Les photographes de Fisheye ne cessent de raconter les préoccupations de notre époque. Parmi les thématiques que nous abordons se trouve la mode, la créativité qu’elle suscite autant que ses dérives. Alors que la Fashion Week bat son plein, nous mettons en lumière Lisa Fonssagrives-Penn, Clémentine Balcaen et Matilde Søes Rasmussen. Toutes trois ont en commun d’avoir été mannequins et d’être parvenues à se réapproprier leur image par l’entremise du 8e art. Cet article s’inscrit dans la continuité de Fisheye #70, un numéro spécial mode.

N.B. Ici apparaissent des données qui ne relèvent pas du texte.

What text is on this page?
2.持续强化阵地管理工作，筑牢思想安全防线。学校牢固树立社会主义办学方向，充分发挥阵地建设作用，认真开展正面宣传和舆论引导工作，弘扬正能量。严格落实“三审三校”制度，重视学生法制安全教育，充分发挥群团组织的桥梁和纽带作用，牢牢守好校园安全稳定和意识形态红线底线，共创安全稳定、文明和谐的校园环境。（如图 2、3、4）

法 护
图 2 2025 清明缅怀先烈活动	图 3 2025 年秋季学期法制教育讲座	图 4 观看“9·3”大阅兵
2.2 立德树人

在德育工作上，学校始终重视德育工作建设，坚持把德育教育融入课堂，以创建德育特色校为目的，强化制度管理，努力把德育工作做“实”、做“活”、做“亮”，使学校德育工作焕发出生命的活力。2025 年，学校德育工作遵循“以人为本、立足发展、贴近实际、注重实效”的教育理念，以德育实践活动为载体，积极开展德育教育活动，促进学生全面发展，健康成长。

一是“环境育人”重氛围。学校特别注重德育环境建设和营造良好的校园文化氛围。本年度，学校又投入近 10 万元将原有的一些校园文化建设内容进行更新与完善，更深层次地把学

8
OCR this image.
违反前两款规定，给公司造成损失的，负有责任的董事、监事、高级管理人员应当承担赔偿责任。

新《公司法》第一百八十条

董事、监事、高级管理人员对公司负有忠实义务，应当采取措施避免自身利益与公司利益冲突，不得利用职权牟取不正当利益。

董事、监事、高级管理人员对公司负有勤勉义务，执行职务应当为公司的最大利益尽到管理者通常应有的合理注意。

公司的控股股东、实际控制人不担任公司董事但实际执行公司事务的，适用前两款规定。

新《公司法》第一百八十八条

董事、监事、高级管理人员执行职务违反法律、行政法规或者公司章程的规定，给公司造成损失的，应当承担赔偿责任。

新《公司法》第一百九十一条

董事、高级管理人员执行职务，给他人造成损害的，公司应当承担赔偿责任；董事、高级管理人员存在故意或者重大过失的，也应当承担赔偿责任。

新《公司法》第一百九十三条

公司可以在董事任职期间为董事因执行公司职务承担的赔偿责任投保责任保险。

Le métier de mannequin n’a eu de cesse d’évoluer au fil du temps. De nos jours, il n’est plus question de simplement présenter les vêtements, il s’agit de porter les récits que les maisons de mode souhaitent diffuser. Ce rôle tend alors à déposséder les figures qui officient dans ce milieu de leur image. Lasses de cette réalité, nombreuses sont celles à avoir entrepris une réappropriation de leurs contours dans les arènes publiques et numériques. Pour ce faire, la photographie s’est imposée comme un support tout trouvé leur permettant de véhiculer leur propre histoire, de tisser une narration qu’elles maîtrisent totalement. Dans des approches disparates et à des époques différentes, Lisa Fonssagrives-Penn, Clémentine Balcaen et Matilde Søes Rasmussen ont ainsi substitué leur statut de créatrice à part entière à celui de muse. Alors que la Fashion Week parisienne se poursuit, nous revenons sur leur parcours.
Une volonté de s’affirmer
Le rôle des modèles dans la création d’une œuvre suscite souvent des interrogations. Si certaines relations peuvent entretenir le flou, d’autres, à l’inverse, témoignent plus clairement de l’influence que peut exercer une muse sur un artiste. C’est notamment le cas de Lisa Fonssagrives-Penn. Dès les années 1930, la mannequin a posé pour un certain nombre de grands noms du 8e art et a été publiée dans de prestigieux magazines de mode. Étant également photographe, danseuse, sculptrice et styliste, elle tenait à laisser sa marque en prenant part à l’élaboration des compositions. En parallèle, elle privilégiait les collaborations avec des talents alors émergents parmi lesquels se compte Frances McLaughlin-Gill, la première femme photographe en contrat avec Vogue. L’ensemble de ces choix traduisent déjà une volonté de s’affirmer en restant maître de son image.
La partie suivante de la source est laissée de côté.